Here at home, everybody else went to work. We organized over 100 crown corporations. We organized our labour to produce some of the best steel the world had ever seen. We used our tremendous might as an industrial country to make things that had never been made before. Canada was an innovator. Canada achieved immense respect for our tremendous support for our industries.
The subsequent decades, especially the 1980s, would see the Liberals and Conservatives selling off as many public goods as possible, leaving us with nothing today. They sold everything. They speak about a balanced budget, but they do not know how to balance a budget. Do members know what they know how to do? They know how to sell Canadian assets.
I will give a good example: oil, right in my province of Alberta, right where the former prime minister of Canada, Stephen Harper, came from, a member of the Conservative Party who often says how great and powerful Alberta's energy sector is, and I agree. We have the best skilled labour and the best workers possible, but what Harper will not tell us is that he gambled our future in 2008. He sold Nexen to CNOOC, a Chinese-controlled corporation, in order to balance the budget. He still lost the election, but this is part and parcel of the kind of history we have to restore.

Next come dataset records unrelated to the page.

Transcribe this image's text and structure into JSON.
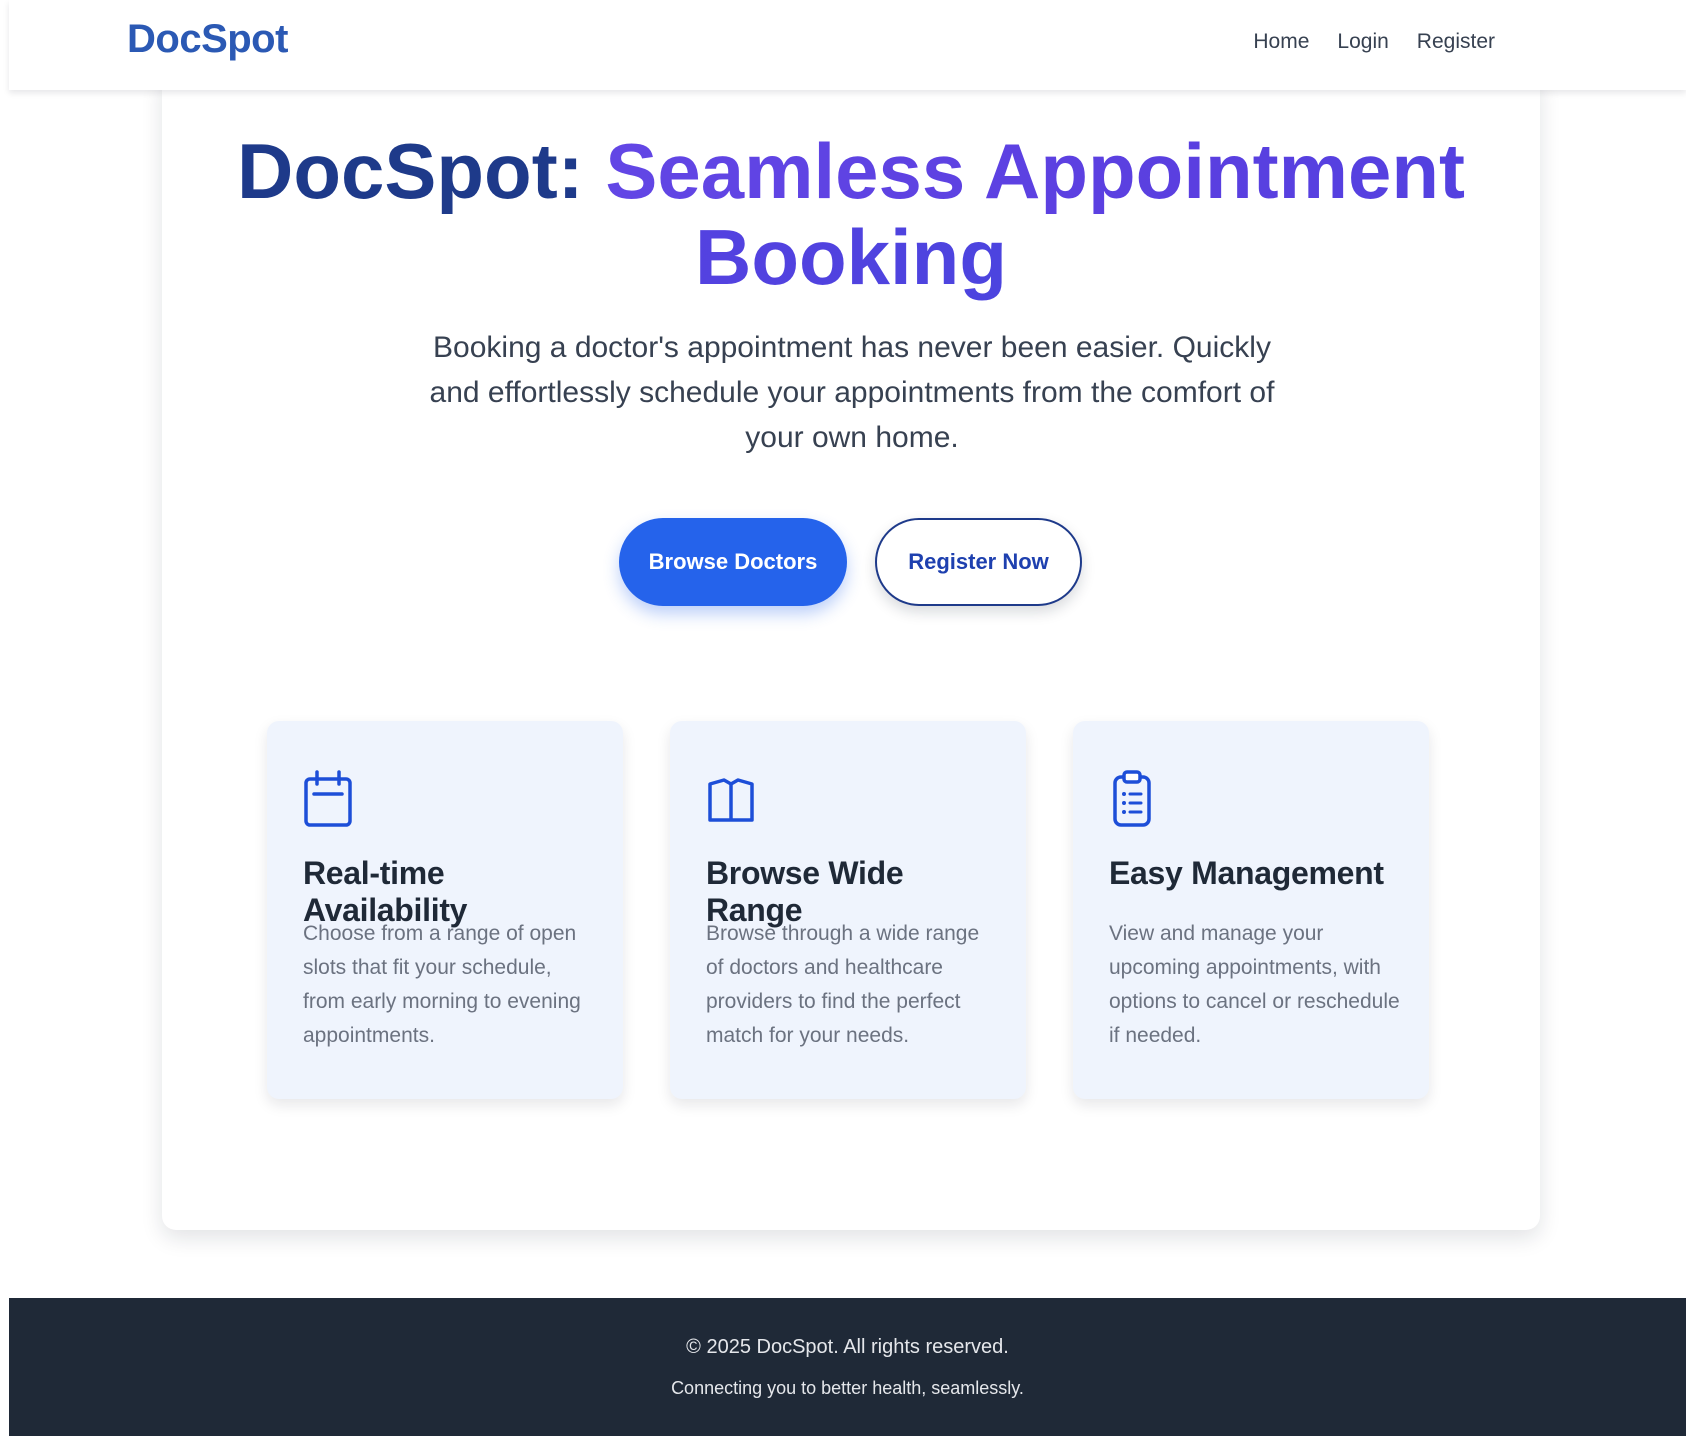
{
  "nav": {
    "brand": "DocSpot",
    "links": [
      "Home",
      "Login",
      "Register"
    ]
  },
  "hero": {
    "title_part1": "DocSpot: ",
    "title_part2": "Seamless Appointment Booking",
    "subtitle": "Booking a doctor's appointment has never been easier. Quickly and effortlessly schedule your appointments from the comfort of your own home.",
    "primary_button": "Browse Doctors",
    "secondary_button": "Register Now"
  },
  "features": [
    {
      "icon": "calendar-icon",
      "title": "Real-time Availability",
      "text": "Choose from a range of open slots that fit your schedule, from early morning to evening appointments."
    },
    {
      "icon": "book-icon",
      "title": "Browse Wide Range",
      "text": "Browse through a wide range of doctors and healthcare providers to find the perfect match for your needs."
    },
    {
      "icon": "clipboard-list-icon",
      "title": "Easy Management",
      "text": "View and manage your upcoming appointments, with options to cancel or reschedule if needed."
    }
  ],
  "footer": {
    "copyright": "© 2025 DocSpot. All rights reserved.",
    "tagline": "Connecting you to better health, seamlessly."
  },
  "colors": {
    "brand": "#2b59b4",
    "title_dark": "#1e3a8a",
    "title_accent": "#6246e5",
    "primary_button": "#2563eb",
    "feature_card": "#eff4fd",
    "footer_bg": "#1f2937"
  }
}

We need to set the record straight that New Democrats are the ones who protect labour, New Democrats are the ones who protect jobs and New Democrats will be the ones who stop Donald Trump and his ridiculous ploy to make Americans and Canadians pay. The world needs more Canada. The world needs more Canadian products. The world is ready for it, and New Democrats are ready too. We will find trade partners, diversify our trade and make sure that our jobs are protected.